Я жил в Нормандии, у одного холостого родственника, Жюля де Банневиль, в его родовом замке, наедине с ним, с его служанкой, лакеем и сторожем. Ветхое, окруженное стонущими елями здание в центре длинных дубовых аллей, по которым носился ветер; замок казался давно покинутым. В коридоре, где ветер гулял, как в аллеях парка, висели портреты всех тех людей, которые некогда церемонно принимали благородных соседей в этих комнатах, ныне запертых и заставленных одною старинной мебелью.
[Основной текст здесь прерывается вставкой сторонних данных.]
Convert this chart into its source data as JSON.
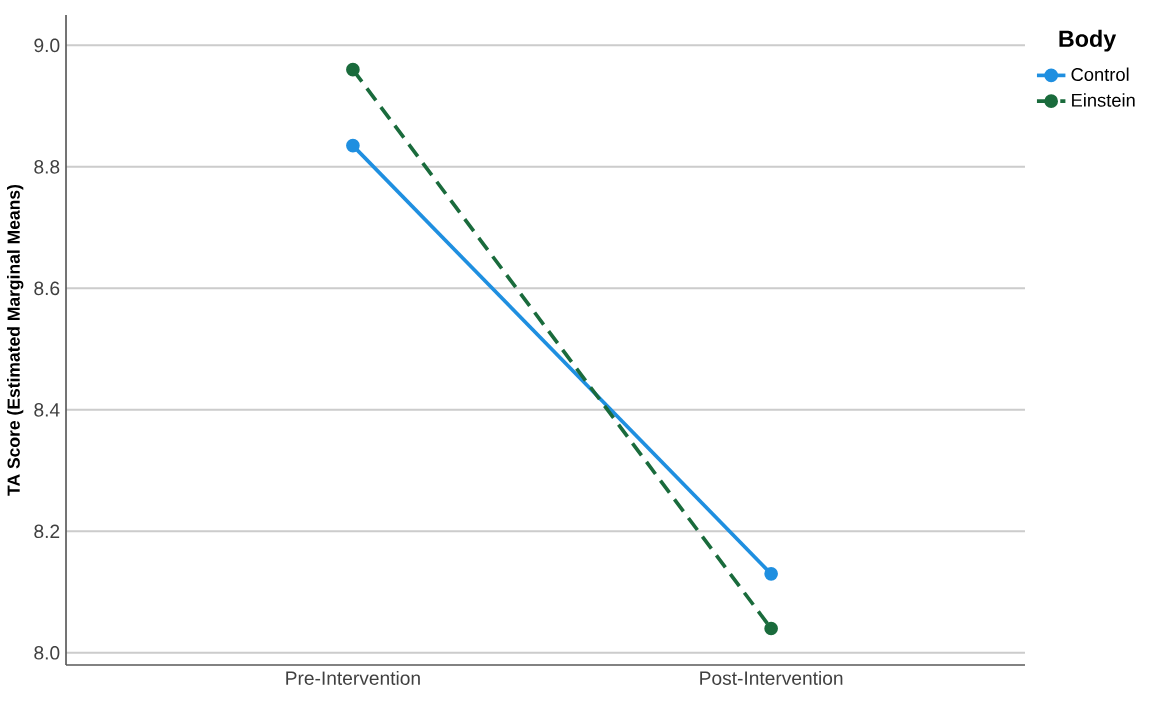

Что касается нас, то мы просто сбежали в кухню, где только и можно было жить, в огромную кухню, темные закоулки которой освещались, лишь когда в огромный камин подбрасывали новую охапку дров. Каждый вечер мы сладко дремали у камина, перед которым дымились наши промокшие сапоги, а свернувшиеся кольцом у наших ног охотничьи собаки лаяли во сне, снова видя охоту; затем мы поднимались наверх в нашу комнату.
То была единственная комната, все стены и потолок которой были из-за мышей тщательно оштукатурены. Но, выбеленная известью, она оставалась голой, и по стенам ее висели лишь ружья, арапники и охотничьи рога; стуча зубами от холода, мы забирались в постели, стоявшие по обе стороны этого сибирского жилища.
На расстоянии одного лье от замка отвесный берег обрывался в море; от мощного дыхания океана днем и ночью стонали высокие согнутые деревья, как бы с плачем скрипели крыши и флюгера, и трещало все почтенное здание, наполняясь ветром сквозь поредевшие черепицы, сквозь широкие, как пропасть, камины, сквозь не закрывавшиеся больше окна.
В тот день стоял ужасный мороз. Наступил вечер. Мы собирались усесться за стол перед высоким камином, где на ярком огне жарилась заячья спинка и две куропатки, издававшие вкусный запах.
Мой кузен поднял голову.
– Не жарко будет сегодня спать, – сказал он.
Я равнодушно ответил:
– Да, но зато завтра утром на прудах будут утки.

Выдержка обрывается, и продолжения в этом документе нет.